Una società da rifondare, debiti da appianare, un organico da rifare a nuovo, di certo gli argomenti per iniziare non mancano al fondo speculativo Elliott che da un giorno all’altro si trova a guidare una Ferrari roboante senza aver mai preso lezioni di guida. Perché è un po’ questo il senso, Elliott ed il Milan c’azzeccano poco, uno è un fondo che guadagna sugli scivoloni altrui, l’altra è una società di calcio. Ma il matrimonio ormai è stato fatto e come si è visto, a distanza di due anni, tra litigi, incomprensioni e scenate continua ad andare avanti. L’amore non è bello se non è litigarello? Forse, ma non ho dubbi che i tifosi preferissero l’idillio dei 30 anni con la famiglia Berlusconi, altri tempi mi direte, ma decisamente altre vittorie, altri trofei e…….altri giocatori.
Via i superstiti
I giocatori, appunto. L’obiettivo di questo “nuovo” Milan è cancellare il mercato cinese disastroso per cifre ed interpreti, 240 milioni di euro dilapidati dal duo Fassone-Mirabelli il cui operato quantomeno può essere definito dubbio. 12 acquisti, un bel gruppo di giocatori, ma di tutti questi solo una rappresenterà l’eccezione.

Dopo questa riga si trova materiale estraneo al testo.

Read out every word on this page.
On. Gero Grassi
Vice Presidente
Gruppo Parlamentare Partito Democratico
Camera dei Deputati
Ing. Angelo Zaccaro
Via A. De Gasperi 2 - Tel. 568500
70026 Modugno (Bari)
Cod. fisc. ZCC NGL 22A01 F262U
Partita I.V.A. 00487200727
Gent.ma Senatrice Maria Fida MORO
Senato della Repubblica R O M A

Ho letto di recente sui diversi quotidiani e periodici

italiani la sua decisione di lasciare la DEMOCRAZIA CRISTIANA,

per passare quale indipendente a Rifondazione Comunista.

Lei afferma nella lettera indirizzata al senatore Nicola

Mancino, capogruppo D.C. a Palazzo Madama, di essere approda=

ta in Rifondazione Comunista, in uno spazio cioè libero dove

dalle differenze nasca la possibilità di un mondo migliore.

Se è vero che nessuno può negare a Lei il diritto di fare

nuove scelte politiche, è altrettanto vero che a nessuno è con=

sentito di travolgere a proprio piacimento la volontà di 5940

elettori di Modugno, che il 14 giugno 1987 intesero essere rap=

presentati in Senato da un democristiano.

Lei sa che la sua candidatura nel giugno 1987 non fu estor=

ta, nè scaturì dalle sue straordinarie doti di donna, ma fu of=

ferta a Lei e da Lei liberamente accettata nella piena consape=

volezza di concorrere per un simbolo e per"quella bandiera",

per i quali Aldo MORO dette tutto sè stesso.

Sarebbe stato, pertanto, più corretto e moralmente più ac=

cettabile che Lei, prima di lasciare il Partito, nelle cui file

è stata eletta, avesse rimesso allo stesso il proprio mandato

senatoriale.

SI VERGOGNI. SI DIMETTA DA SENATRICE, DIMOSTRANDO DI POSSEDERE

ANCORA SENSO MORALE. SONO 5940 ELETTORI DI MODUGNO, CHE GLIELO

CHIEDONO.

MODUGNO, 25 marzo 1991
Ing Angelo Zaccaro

Ed andiamo a fare uno sforzo con la memoria, chi ha voluto mettere la parola fine su questa storia non avrà piacere a fare questo esercizio, ma per sadismo voglio ricordare i vari Bonucci, Ricardo Rodriguez, Biglia, Conti, Strinic, Reina, Borini, Kessie, Calhanoglu, Andrè Silva, Musacchio e Kalinic.
Ma a fare rabbrividire, oltre ai nomi che già rendono bene l’idea, è la cifra con la quale sono stati pagati. Si va dai 44 milioni per Bonucci, 18 per Musacchio, 32 per Kessie, 24 per Conti, 20 per Calhanoglu e così via fino ad arrivare ai 27, avete capito ben, per Kalinic.
Di tutti questi pochi si salvano, Kessie è prossimo ai saluti, Conti non è mai riuscito a convincere più di tanto e Biglia saluterà Milano in estate insieme probabilmente a Musacchio, centrale difensivo non da buttare via, ma che non ha mai scaldato più di tanto i cuori dei tifosi. Tutti gli altri giocatori sono già stati ceduti, chi in prestito e chi a titolo definitivo, tranne uno, la famosa eccezione scritta prima, ossia Hakan Calhanoglu che nonostante scetticismi vari, critiche feroci ed eccessive, con assoluto buonsenso e massima professionalità è sempre lì, titolare inamovibile per qualsiasi allenatore sia succeduto sulla panchina rossonera e, stando ai rumors, possibile trequartista del Milan che verrà, targato Rangnick.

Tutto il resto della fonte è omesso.